Local Authorities Working Together.

Who Is Involved?

Horizons*, Waikato, Taranaki, Southland, West Coast, and Otago Regional Councils.

What Led To The Joint Arrangement?

The Regional Council Information Technology Consortium came about from an arrangement between Waikato and Horizons Regional Councils to exchange database modules in 1996-97. Horizons Regional Council briefed a group of regional councils on its information technology (IT) strategy, which led others to express interest in joining the Consortium. A number of factors led the other Regional Councils to join, including that:

  • it enabled them to upgrade their IT infrastructure;
  • they have common statutory responsibilities, information needs, and business processes; and
  • at the time, there were few software products available to meet the needs of Regional Councils.

How Does It Work?

The Consortium is designed to enhance the IT capability of the members through collaborative application development. This lowers software costs and facilitates the development and uptake of systems faster and more cheaply than if each local authority was doing so alone.
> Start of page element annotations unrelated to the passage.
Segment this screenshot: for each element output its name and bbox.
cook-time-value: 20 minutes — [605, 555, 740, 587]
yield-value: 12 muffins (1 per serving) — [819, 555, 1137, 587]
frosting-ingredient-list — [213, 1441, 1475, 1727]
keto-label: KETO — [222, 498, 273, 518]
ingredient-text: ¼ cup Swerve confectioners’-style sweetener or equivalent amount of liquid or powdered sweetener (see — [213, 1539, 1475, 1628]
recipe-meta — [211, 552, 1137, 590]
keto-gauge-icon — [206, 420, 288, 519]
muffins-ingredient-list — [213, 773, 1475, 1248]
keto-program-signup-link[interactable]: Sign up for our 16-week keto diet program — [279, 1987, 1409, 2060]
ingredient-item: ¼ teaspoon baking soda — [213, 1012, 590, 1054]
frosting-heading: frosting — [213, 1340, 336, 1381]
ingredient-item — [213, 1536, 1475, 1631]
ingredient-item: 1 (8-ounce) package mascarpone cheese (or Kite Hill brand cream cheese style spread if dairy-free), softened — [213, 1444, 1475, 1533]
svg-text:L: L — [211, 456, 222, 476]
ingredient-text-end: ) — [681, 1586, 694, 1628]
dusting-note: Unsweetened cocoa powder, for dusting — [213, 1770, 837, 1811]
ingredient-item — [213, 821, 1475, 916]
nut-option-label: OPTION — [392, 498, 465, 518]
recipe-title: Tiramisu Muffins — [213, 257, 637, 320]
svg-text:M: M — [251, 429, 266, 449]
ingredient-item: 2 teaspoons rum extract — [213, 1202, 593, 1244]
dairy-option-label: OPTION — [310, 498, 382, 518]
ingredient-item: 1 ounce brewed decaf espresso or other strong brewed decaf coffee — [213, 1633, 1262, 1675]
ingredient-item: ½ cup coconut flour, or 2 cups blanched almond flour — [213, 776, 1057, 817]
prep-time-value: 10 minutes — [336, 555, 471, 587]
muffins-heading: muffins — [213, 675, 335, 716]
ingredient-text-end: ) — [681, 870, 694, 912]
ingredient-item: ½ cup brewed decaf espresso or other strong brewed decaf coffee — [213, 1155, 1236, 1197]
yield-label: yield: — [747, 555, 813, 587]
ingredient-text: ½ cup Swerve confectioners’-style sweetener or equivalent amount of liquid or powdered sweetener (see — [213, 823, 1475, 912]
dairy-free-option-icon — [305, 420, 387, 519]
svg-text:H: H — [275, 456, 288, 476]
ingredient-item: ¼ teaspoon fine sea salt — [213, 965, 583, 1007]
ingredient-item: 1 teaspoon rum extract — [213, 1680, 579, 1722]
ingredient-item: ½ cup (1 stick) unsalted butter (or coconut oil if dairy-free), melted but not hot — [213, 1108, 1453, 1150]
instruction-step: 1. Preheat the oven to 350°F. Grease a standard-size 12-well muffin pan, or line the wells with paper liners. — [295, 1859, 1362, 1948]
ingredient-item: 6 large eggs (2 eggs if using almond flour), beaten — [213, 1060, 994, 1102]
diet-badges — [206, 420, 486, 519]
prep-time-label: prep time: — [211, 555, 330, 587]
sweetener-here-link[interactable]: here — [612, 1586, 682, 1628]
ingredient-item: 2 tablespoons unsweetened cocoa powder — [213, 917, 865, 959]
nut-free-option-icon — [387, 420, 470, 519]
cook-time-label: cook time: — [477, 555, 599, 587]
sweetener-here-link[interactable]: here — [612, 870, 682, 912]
A formal agreement exists between the Regional Councils and the Consortium. However, the Consortium has no legal form. It meets once a year, at the annual conference for Regional Council IT managers.

To gain entry to the Consortium, Regional Councils can either develop a module that is equal to the value of an entry price, pay the entry price, or combine the two to reach an equivalent value. The entry price is calculated primarily according to rates income, but also takes account of factors such as the number of staff, the number of PCs, and the level of Consortium investment to date.

Regional Councils in the Consortium create modules according to agreed, established development methodologies. Once a Regional Council has developed a module, it must make the module available to all members of the Consortium in return for a payment of 10% of the software development cost. Regional Councils may also share the costs of developing a common module.

* Horizons Regional Council is the trading name of the Manawatu-Wanganui Regional Council.